Enquanto a primeira versão da frase sugere que a paixão pelo trabalho elimina a sensação de estar trabalhando, a segunda versão aponta para a possibilidade de uma sobrecarga e de sacrificar outros aspectos importantes da vida. É importante reconhecer que, mesmo em uma carreira apaixonante, haverá tarefas menos agradáveis e pressões profissionais. E, acima de tudo, haverá o compromisso, a responsabilidade, que, por si só, já têm um peso diferente. Assistir a um filme é uma coisa, assistir a um filme e ter que escrever sobre ele é outra; ter uma banda é uma coisa, ter que compor um número razoável de novas canções dentro do prazo e fazer 25 shows ao mês é outra. E por aí vai. Nem mesmo seguindo as vocações que respondem ao mais espiritual dos ensejos, por exemplo, impedem que os burnouts aconteçam.
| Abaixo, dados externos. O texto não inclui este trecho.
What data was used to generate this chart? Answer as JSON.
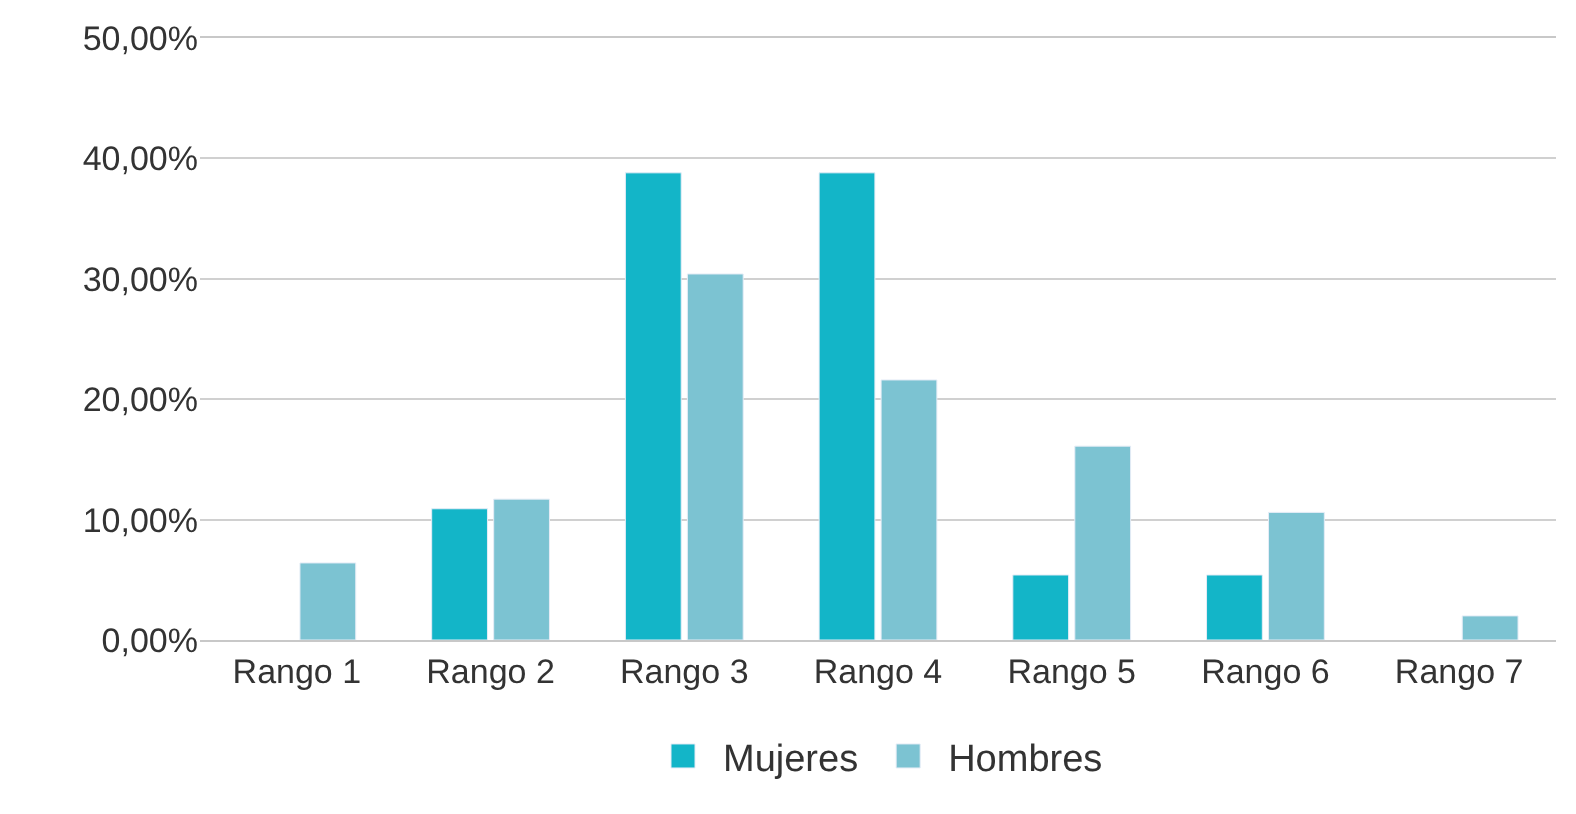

“Correr não adianta”, analisa Thais Andrade, “precisamos de pausas. É nessa brecha que podemos, quiçá, encontrar opções criativas e mais saudáveis para sairmos do lugar. Porém, descer da esteira que nos faz correr e não nos tira do lugar implicará em lidar com a realidade externa e com nós mesmos. Isso inevitavelmente vai gerar sofrimento, mas também será uma oportunidade de desenvolvimento pessoal. Quando nos olhamos, além de nos depararmos com nossas limitações, também podemos nos deparar com nossos potenciais, a depender do quanto é possível tolerar a dor que a realidade nos impõe.”
“Em complemento”, finaliza ela, “estamos na era da positividade excessiva, em tempos em que a Fake News do ‘tudo é possível e está a seu alcance’ circula das mais diversas formas pelas redes sociais. Se por um lado, a geração Z se opõe ao modelo de trabalho excessivo das gerações anteriores; por outro, também são estimulados a fazer aquilo que amam e a seguir seus sonhos. Cabe destacar, porém, que o véu do excesso de positividade pode turvar a visão e deixar o coração iludido.”
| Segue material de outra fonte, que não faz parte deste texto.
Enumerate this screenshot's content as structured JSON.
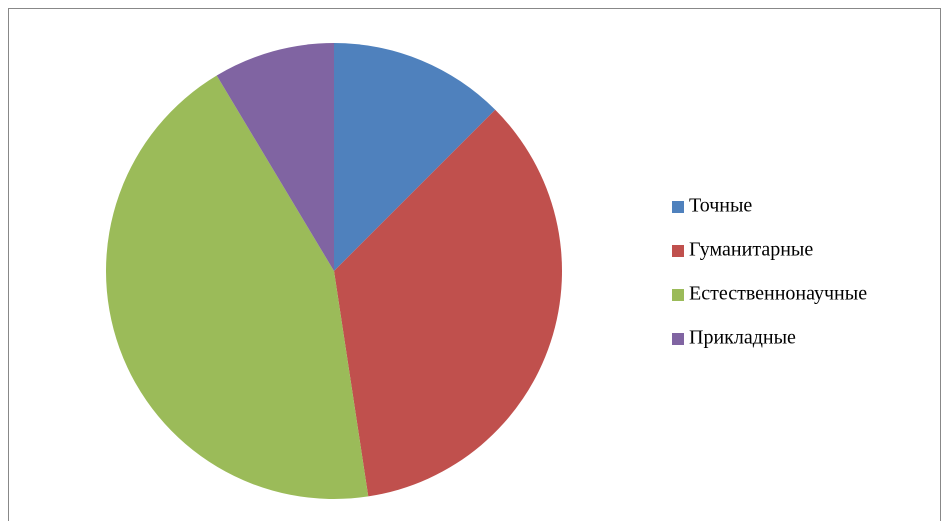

O pessimismo recorrente em algumas gerações pode ser atribuído em parte à percepção de que alcançar a felicidade plena no trabalho pode ser uma expectativa irrealista. É importante lembrar que a felicidade não é exclusivamente derivada do trabalho. Outras áreas da vida, como relacionamentos e tempo livre, obviamente também desempenham um papel significativo no bem-estar geral. Em vez de buscar incessantemente a perfeição e a felicidade total no trabalho, é mais realista e benéfico buscar um equilíbrio saudável, encontrar propósito nas atividades profissionais e também valorizar os momentos de descanso e cuidado pessoal.
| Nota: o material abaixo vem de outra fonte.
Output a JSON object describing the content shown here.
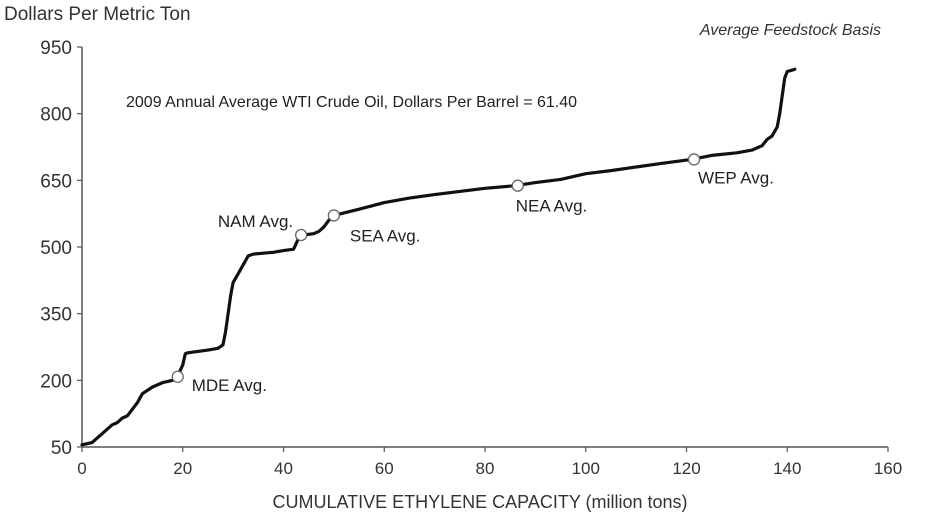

É como diz Issa, protagonista de Insecure (2016-2021), série que, dentre muitos temas, lidou muito bem com as complexidades do trabalho na vida atual, especialmente quando ele se mistura com a vida pessoal:
“Eu sou uma bagunça. Mas uma bagunça que está aprendendo a lidar com os seus problemas.”
1Thais Fonseca de Andrade, psicóloga clínica e psicanalista em formação pelo Instituto da Sociedade Brasileira de Psicanálise de São Paulo, Mestre em Ciências (USP) e Especialista em Psicoterapia Psicanalítica (USP) ([email protected]).